Death was warm.
But, it didn't quite meet the expectation we all acquired when we inevitably pondered dying; Death wasn't capable of comforting lost souls in a sweltering embrace. However, there wasn't a hint of frost in the perception. In fact, it was all completely off.
There's no denying that Death embraces you. And there's no denying the avid heat in its depth.
On the other hand, there was no kindness in the gesture. Instead, it was as if Death was far too massive, far more menacing than ever imagined. The sort of intimidation that would constitute a heart attack if you hadn't already passed.
It's as if Death's touch burnt and belittled you. As if suddenly you were too small, too innocent in the arms of Death.
And if that was the case, Death could pull you in, securing you in its talons. Before you know it, you'll just be stuck. Death was a greedy, lonely creature. If you let yourself become sucked in, then he may decide to hold onto you for an eternity, until he's stolen every last bit of warm, bitter life out of you.
Perhaps that's why he was scorching to the the touch. He'd spent aeons leeching the life out of the innocent, so much to the point where life was utterly overwhelming and simply too pure to simply touch.
.
I'm not sure how much time passed. My senses were nulled, the only one seeming to work in the beginning had been my sense of touch. However, after time, I had become accustomed to the everlasting scorch, and the feeling had subsided to a dull flame. It was something I knew was there, but for the life of me (seeping, seeping away…) I couldn't feel anymore pain, comfort, anything.
For me, it felt as though I was there for the years and years and years that I would've endured in life had it not been cut painfully short.
In this time, I found myself reliving my life in erratic scenes always cut too short, and imagining the way my life could've, should've, gone. I saw my parents, saw the way they nearly always smiled. They taught me everything. I saw how they could've sent me off to college. How they could've helped me move to my first place. How my father would've walked me down the aisle. How my children would've smiled and laughed with my parents just how I always did. However, the fond daydream was abruptly cut off with screaming and yelling and pain oh god so much pain so much suffering why red so so so so much groaningly obvious red-
My soul sobbed, and I imagined tears running down innocent cheeks. It was ironic, I'd never cried so much before and now I barely have the parts to do it successfully.

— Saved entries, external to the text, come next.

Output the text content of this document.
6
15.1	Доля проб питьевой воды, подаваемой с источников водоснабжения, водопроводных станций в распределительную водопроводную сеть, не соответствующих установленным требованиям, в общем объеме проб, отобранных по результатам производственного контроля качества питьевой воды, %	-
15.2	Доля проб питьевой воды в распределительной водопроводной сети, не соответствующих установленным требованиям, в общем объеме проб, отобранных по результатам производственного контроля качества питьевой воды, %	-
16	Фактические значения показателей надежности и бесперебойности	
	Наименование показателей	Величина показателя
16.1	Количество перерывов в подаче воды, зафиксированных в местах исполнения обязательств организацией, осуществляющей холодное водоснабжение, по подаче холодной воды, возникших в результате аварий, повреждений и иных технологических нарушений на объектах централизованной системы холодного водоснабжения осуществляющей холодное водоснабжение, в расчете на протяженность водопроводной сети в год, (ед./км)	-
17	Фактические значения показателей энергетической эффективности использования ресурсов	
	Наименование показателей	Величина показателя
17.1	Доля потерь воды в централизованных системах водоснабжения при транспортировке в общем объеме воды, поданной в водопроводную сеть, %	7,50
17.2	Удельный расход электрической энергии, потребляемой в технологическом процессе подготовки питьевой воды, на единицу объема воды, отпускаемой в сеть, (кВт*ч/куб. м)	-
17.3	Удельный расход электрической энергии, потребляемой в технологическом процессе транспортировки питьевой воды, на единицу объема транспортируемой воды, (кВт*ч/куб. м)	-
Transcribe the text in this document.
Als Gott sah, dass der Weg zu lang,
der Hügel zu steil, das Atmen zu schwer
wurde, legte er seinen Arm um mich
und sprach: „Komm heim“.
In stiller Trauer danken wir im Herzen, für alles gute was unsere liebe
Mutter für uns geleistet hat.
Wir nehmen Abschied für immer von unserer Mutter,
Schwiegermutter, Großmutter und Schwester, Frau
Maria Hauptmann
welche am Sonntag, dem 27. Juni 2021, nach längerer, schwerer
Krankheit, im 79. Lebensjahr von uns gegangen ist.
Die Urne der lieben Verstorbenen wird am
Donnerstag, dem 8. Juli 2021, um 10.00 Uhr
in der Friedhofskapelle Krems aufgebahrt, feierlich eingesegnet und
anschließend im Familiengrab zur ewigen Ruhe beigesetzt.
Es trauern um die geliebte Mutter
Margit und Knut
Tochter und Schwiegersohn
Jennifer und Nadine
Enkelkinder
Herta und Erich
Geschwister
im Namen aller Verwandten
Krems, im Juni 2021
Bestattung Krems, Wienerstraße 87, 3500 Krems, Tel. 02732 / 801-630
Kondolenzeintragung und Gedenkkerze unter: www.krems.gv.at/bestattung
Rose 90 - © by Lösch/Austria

In the duration of my time with Death, I also find myself imaging my close friends, cousins, aunts, uncles, even distant relatives… but they all ended in a rush of pain, blood, so so much blood…
I tried to cry. I tried to speak. I tried to see through eyes that no longer existed. I tried everything, but I always came back with nothing. It was akin to putting so much effort into something and getting no results, all whilst having to watch someone pass you by with the ease of a natural.
I wanted to die…
But that was ridiculous. I was long dead to the point where my body was likely being devoured by thousands of little, greedy insects. And surely, anything life dealt had to be better than what awaits one on the other side. Surely something, no matter how utterly distasteful, was better than nothing?
The more time that passed, the more I began to feel as though the my black, scorching reality was closing in on everything I was. The more I felt my very heart clench in agony and I thought I'd probably suffocate if that was even a possibility.
.
Just when I thought Death would surely suffocate me, something shifted. There was one final restraint before I was engulfed in foreign but familiar sounds of voices and blinding light and I… felt the absence of heat.
It wasn't cold, but, the constricting hold of scorching Death was nowhere to be found.
I let out a wail, feeling the tears as they ran down my cheeks and tasted the air as I gulped it down to my lungs in a gluttonous fashion. And it was with a victory cry that my new life began.
.
.
.
Upon entering my new life, there were few things I understood.
One, something even the most dubious person would catch, I was a baby. A full-blown sniffly, helpless baby.